London im Frühherbst
Leicht angekränkelt und reichlich übermüdet sitze ich grad im Stanstead Express, einer glorifizierten S-Bahn, die mich nach Central London bringen soll. Die Abflugzeit von Air Berlin (6.15h) ist ja schon schlimm. Aber das sie auch noch verlangen, dass man eine Stunde früher da sein soll, nur um diese Stunde dann genüsslich zu vertrödeln, finde ich schon grob. Easyjet ist demgegenüber deutlich entspannter. Dort erinnert Fliegen mehr an Busfahren als an eine pompös zelebrierte Fortbewegungsart – hingehen, einsteigen losfliegen. Kein sinnloses “mindestens eine Stunde vorher dasein”. Ich finde das angenehmer, wenn schon Billigflieger, dann macht es wenig Sinn die überkommenen Rituale weiterzupflegen, um den lächerlichen Anschein einer “richtigen” Fluggesellchaft aufrechtzuerhalten.
Der Wartungszustand der Schienen hier unter und neben mir ist beunruhigend. Es erinnert nichts an das glorreiche Mutterland der Eisenbahnen. Ich fühle mich eher an einige besonders abenteuerliche Strecken in abgelegenen Gebieten Osteuropas, etwa um das Jahr 1992, erinnert. Die Architektur des Bahnhofs am Flughafen lässt sich wohl am besten als neothatcheristischer Brutalobetonismus beizeichnen, ich habe schon Industriehallen mit mehr Charme gesehen. Dazu Lautsprecheransagen wie in schlechten Scifi-Filmen, eine auf säuselnd hochfrisierte Frauenstimme. Der Inhalt der Ansage verliert sich in Verzerrungen und Echos.
Das Wetter ist very english, Nieselregen und Nebel.

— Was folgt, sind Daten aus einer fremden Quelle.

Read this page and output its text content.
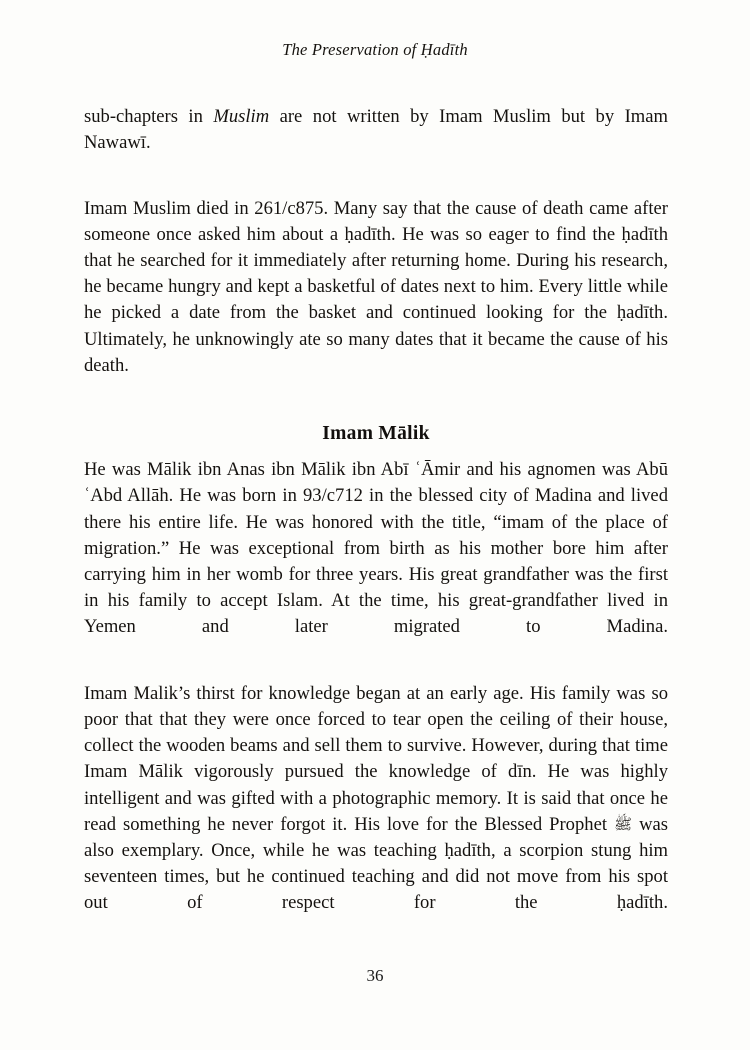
The Preservation of Ḥadīth

sub-chapters in Muslim are not written by Imam Muslim but by Imam Nawawī.

Imam Muslim died in 261/c875. Many say that the cause of death came after someone once asked him about a ḥadīth. He was so eager to find the ḥadīth that he searched for it immediately after returning home. During his research, he became hungry and kept a basketful of dates next to him. Every little while he picked a date from the basket and continued looking for the ḥadīth. Ultimately, he unknowingly ate so many dates that it became the cause of his death.

Imam Mālik

He was Mālik ibn Anas ibn Mālik ibn Abī ʿĀmir and his agnomen was Abū ʿAbd Allāh. He was born in 93/c712 in the blessed city of Madina and lived there his entire life. He was honored with the title, “imam of the place of migration.” He was exceptional from birth as his mother bore him after carrying him in her womb for three years. His great grandfather was the first in his family to accept Islam. At the time, his great-grandfather lived in Yemen and later migrated to Madina.

Imam Malik’s thirst for knowledge began at an early age. His family was so poor that that they were once forced to tear open the ceiling of their house, collect the wooden beams and sell them to survive. However, during that time Imam Mālik vigorously pursued the knowledge of dīn. He was highly intelligent and was gifted with a photographic memory. It is said that once he read something he never forgot it. His love for the Blessed Prophet ﷺ was also exemplary. Once, while he was teaching ḥadīth, a scorpion stung him seventeen times, but he continued teaching and did not move from his spot out of respect for the ḥadīth.

36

Dabei hat die BBC-Prognose für heute eigentlich trocken und nur leich bewölkt orakelt… Mal schaun, vieleicht wird es ja in der Stadt besser, draussen zieht grade saftiggrünes Heideland vorbei.
Liverpool Street Station ist sehr schön, leider haben die Urenkel das Werk ihrer Ingenieurs-Vorfahren mit modernen Plastik-Einbauten und Unmengen Kameras verschandelt.
Die Konferenz wegen der ich hier bin hat freies WLAN und einen spektakulären Blick über die Themse.